Amos Appointed Permanent HSD Superintendent

Shelley Amos, the superintendent/CEO of the Hanover School Division.

Shelley Amos, the superintendent/CEO of the Hanover School Division.
 

Hanover School Division

After about a year and a half serving as the Hanover School Division’s interim superintendent and CEO, Shelley Amos has at last been appointed to the position on a permanent basis.

Amos brings 28 years of administrative and instructional experience to the role. She was initially appointed interim superintendent in August 2020, having been the assistant superintendent for the two years prior.

Prior to joining the HSD’s senior administration, she worked at Woodlawn Early Years School, first as vice principal from 2009–2011, and then as principal from 2011–2018.

Even earlier in her career, she taught in the former Transcona-Springfield school division.

“Since Shelley’s appointment to the Interim Superintendent position, she has demonstrated strong leadership through an unprecedented two-year pandemic that has been both challenging and turbulent for school divisions,” says Ron Falk, HSD board chair. “As a board, we are delighted that she has accepted this permanent position, and we fully support her vision for education moving forward.”

The decision to appoint Amos as an interim superintendent instead of a permanent one was only ever a by-product of cost-cutting mandates by the provincial government.

According to Rick Peters, who served as board chair at the time of Amos’s initial hiring, Manitoba Education and the province had been in the midst of a fiscal workface sustainability review that mandated a reduction of 15 percent in all divisional administration costs.

Peters explained at the time that the province had also stipulated that any new management or administrative hires during the pandemic be interim positions.

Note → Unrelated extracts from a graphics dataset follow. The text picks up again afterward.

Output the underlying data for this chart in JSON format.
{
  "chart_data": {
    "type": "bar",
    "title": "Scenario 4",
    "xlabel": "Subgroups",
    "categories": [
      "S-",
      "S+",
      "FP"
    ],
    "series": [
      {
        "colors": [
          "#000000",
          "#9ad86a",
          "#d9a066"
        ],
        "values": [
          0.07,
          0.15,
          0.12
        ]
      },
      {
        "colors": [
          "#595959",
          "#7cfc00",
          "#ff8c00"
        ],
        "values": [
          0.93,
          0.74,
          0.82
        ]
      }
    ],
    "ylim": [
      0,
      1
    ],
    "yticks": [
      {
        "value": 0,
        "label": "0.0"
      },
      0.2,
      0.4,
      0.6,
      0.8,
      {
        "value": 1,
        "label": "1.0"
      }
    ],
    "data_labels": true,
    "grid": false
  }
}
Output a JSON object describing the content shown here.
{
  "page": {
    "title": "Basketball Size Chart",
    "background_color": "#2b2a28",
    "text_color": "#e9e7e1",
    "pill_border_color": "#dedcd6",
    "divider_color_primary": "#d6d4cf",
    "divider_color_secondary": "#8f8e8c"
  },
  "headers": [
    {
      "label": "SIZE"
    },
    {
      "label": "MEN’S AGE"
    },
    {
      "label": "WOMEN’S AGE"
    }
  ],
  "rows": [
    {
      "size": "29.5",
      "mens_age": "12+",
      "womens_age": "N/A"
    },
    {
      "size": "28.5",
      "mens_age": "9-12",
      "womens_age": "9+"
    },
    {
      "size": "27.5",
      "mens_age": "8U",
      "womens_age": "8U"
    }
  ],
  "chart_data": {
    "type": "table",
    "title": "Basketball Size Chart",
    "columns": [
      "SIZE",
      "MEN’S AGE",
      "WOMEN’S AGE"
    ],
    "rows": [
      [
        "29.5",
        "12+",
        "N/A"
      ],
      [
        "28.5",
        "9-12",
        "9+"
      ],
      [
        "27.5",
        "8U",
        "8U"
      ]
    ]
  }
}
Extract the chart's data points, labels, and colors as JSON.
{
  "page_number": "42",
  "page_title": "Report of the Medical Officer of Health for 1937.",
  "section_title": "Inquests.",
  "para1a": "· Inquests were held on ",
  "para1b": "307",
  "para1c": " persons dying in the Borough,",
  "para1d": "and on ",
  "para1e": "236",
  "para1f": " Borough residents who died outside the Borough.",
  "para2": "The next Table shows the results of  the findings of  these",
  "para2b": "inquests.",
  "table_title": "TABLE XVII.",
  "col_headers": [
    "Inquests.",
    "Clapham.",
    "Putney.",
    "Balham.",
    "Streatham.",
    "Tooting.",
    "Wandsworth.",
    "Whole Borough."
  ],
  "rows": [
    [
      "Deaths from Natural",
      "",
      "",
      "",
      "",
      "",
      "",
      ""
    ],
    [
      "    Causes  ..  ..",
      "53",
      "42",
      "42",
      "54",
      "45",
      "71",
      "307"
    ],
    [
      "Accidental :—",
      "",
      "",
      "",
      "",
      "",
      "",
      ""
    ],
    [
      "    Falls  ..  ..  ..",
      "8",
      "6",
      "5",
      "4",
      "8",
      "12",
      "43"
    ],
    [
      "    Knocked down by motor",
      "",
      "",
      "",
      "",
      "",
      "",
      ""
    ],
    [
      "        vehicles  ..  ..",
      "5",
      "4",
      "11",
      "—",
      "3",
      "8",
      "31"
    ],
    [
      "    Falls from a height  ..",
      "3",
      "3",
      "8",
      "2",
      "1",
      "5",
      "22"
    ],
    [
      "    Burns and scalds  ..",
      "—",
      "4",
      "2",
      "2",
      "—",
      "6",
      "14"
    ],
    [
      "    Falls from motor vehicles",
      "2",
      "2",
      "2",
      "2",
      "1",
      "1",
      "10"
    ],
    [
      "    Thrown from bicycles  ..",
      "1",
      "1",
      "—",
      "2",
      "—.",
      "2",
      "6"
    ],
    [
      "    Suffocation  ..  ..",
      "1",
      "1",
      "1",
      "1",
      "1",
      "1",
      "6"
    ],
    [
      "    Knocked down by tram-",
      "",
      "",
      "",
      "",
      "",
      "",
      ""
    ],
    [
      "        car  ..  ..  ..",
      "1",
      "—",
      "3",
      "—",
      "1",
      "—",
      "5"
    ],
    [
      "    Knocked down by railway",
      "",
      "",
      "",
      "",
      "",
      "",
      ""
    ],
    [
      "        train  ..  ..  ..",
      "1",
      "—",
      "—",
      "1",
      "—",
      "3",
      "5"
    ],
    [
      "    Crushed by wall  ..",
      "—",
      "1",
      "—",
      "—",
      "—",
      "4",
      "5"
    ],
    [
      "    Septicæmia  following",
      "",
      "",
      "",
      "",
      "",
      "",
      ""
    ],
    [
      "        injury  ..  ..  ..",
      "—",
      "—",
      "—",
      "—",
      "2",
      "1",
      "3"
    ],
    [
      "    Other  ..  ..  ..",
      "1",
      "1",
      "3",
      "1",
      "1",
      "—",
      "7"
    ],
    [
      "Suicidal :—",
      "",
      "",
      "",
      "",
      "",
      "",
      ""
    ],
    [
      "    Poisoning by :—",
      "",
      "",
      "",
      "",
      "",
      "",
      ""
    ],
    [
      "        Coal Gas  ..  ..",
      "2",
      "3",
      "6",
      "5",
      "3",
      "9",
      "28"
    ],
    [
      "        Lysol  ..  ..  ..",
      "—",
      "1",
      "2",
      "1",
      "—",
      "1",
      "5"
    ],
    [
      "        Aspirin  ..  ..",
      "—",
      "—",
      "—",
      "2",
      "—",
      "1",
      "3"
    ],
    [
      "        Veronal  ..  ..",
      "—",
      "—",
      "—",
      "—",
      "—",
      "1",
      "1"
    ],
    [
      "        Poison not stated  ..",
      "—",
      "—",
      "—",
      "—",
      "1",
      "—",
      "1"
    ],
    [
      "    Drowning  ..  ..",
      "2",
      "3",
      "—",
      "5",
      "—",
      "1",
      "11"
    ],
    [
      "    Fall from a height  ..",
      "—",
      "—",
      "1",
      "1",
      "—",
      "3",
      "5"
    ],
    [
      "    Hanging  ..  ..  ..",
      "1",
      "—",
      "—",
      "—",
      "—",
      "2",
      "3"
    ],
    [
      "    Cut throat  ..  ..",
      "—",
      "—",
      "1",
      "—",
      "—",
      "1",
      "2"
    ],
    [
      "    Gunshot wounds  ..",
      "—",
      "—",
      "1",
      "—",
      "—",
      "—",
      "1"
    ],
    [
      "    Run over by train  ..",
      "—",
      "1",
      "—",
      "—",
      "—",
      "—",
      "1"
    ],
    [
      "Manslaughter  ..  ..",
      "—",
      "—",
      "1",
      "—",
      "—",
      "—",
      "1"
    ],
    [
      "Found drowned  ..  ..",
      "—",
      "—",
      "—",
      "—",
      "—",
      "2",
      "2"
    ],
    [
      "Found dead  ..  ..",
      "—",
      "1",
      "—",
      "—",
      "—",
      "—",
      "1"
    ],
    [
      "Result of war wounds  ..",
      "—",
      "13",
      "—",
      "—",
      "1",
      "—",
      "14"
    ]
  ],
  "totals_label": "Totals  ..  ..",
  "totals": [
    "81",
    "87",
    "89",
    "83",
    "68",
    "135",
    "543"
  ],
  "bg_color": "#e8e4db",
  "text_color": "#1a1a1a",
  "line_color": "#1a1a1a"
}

“We couldn’t hire anything permanent in any of the management positions, nor could any other school division,” Peters said.

With those mandates now in the rear-view mirror, including some associated with the aborted education law Bill 64, the way has been cleared to make interim positions permanent.

“With the demise of Bill 64, we are now able to move forward in a strong position and officially appoint Shelley as Superintendent/CEO of the Hanover School Division,” says Falk.